The first of these, that is, the angular height value depending on the distance is -in general- smaller than the angular height value depending on the height.

And amazingly, 1 km is much larger than 1 m.

So that is entirely consistent.

In order to prevent the wave blocking the view, you need to go up 1 m (so you are above the wave) or away an additional 1000 m.

That 1 m of height and 1000 m of distance produce the same angular distance.

So no problem there.

The short of the explanations above denied by these two angry globalists but proved to be entirely scientifically based are the following:

No, they have not merely been denied.

They have been conclusively refuted, with you just ignoring the refutation so you can pretend your flat fantasy Earth is real.

Your claims have been shown to have no scientific merit at all.

Science does not work by simply ignoring that which refutes it. That would be religion.

Here we see a shape. The middle object is half the size of the object in the background. Here, regardless of the distance of the objects, mathematically and geometrically, you always see half of the object behind; -theorically-.

Not just theoretically, also in reality.

We can see from the example that these two objects have the same angular size.
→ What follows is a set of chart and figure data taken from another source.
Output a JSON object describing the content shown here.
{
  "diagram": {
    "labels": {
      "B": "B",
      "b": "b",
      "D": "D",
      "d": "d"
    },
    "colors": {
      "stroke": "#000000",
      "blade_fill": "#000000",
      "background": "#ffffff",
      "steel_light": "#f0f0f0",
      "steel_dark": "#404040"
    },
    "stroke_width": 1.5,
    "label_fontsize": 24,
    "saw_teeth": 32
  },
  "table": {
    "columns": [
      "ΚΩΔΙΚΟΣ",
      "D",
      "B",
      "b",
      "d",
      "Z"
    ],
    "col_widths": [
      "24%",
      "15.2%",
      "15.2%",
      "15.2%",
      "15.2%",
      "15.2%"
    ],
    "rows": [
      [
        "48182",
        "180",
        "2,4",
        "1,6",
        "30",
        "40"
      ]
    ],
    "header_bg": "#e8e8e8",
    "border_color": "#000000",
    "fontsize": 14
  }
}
In other words, these two objects are the same size according to the observer at point O. It is therefore impossible to see half the object behind the obstruction of the front object.

No, it is still entirely possible to see half the object. It will just appear smaller. That doesn't magically mean it will be hidden by the other object.

You keep appealing to angular size, but ignore the angular position.

Your claims are just as stupid as saying because your big toe (or hand or foot or thumb, or loads of other things that are right in front of you) can completely cover your eye, you cannot see anything at all because your toe would block the view.

However, since you are looking "over" object A, you can still see object B at this stage. And we can calculate this value as follows:

How about we do it properly, shall we?

Apparent bottom position of object A:

atan(-h/h)=-45 degrees.

Apparent top position of object A:

atan(0/h) = 0 degrees.

Angular size of object A:

0 - (-45) = 45 degrees.

Apparent bottom position of object B:

atan(-h/2h)=-26.57 degrees.

Apparent top position of object B:

atan(h/2h)=26.57 degrees.

Angular size of object B:

26.57 - (-26.57) = 53.14 degres.

But object A covers from -45 degrees to 0 degrees.

That means we will only see object B from 0 degrees to the top of object B.

So angular size of visible portion of B:

26.57 - 0 = 26.57 degrees.

So amount visible:

26.57/53.14 = 0.5 = 50%.

Just like reality and math indicates, and nothing like your nonsense.

Apparent height of B: h

Angular size of apparent B = arctan (h/2h) = 26.

With your nonsense you are trying to get an angular size from an angular size. That makes no sense at all.

If you want to determine the angular size of an object, you use its physical size, i.e. it should be:

Actual size of B: 2h.

Angular size of B = arctan(2h/2h).

But even that is incorrect as you aren't finding a tangent, you are finding a chord.

Instead it should actually be:

Angular size of B = 2*arctan(h/2h), where you actually use 2 tangents.

You can also see this if you actually bother with units.

Instead of just using h, lets use h m.

So the ACTUAL size of A is h m and the ACTUAL size of B is 2 h m.

The apparent size is then measured in angles.

The apparent/angular size of A is 45 degrees, and the apparent/angular size of B is 53.14 degrees.

You make a mistake in saying that B has the same angular size as A, which you falsely declare as h, but taking the initial assumption, that would not give you h m. It would give 45 degrees.

So now you are left with the following nonsene:

nonsense regarding B = arctan(45 degrees / (2 h m)). This makes no sense at all.

You cannot take the arctan of units.

Your entirely flawed argument relies upon first finding the angular size of B, and then pretending that the angular size of B is its physical size.

That is pure nonsense.

So you are wrong, yet again.

I have touched on this issue before.

Yes, you have touched on it before, in the thread I linked, where you had your arguments entirely refuted and you then fled as you cannot face reality.

Now deal with the refutations or stop claiming you are correct.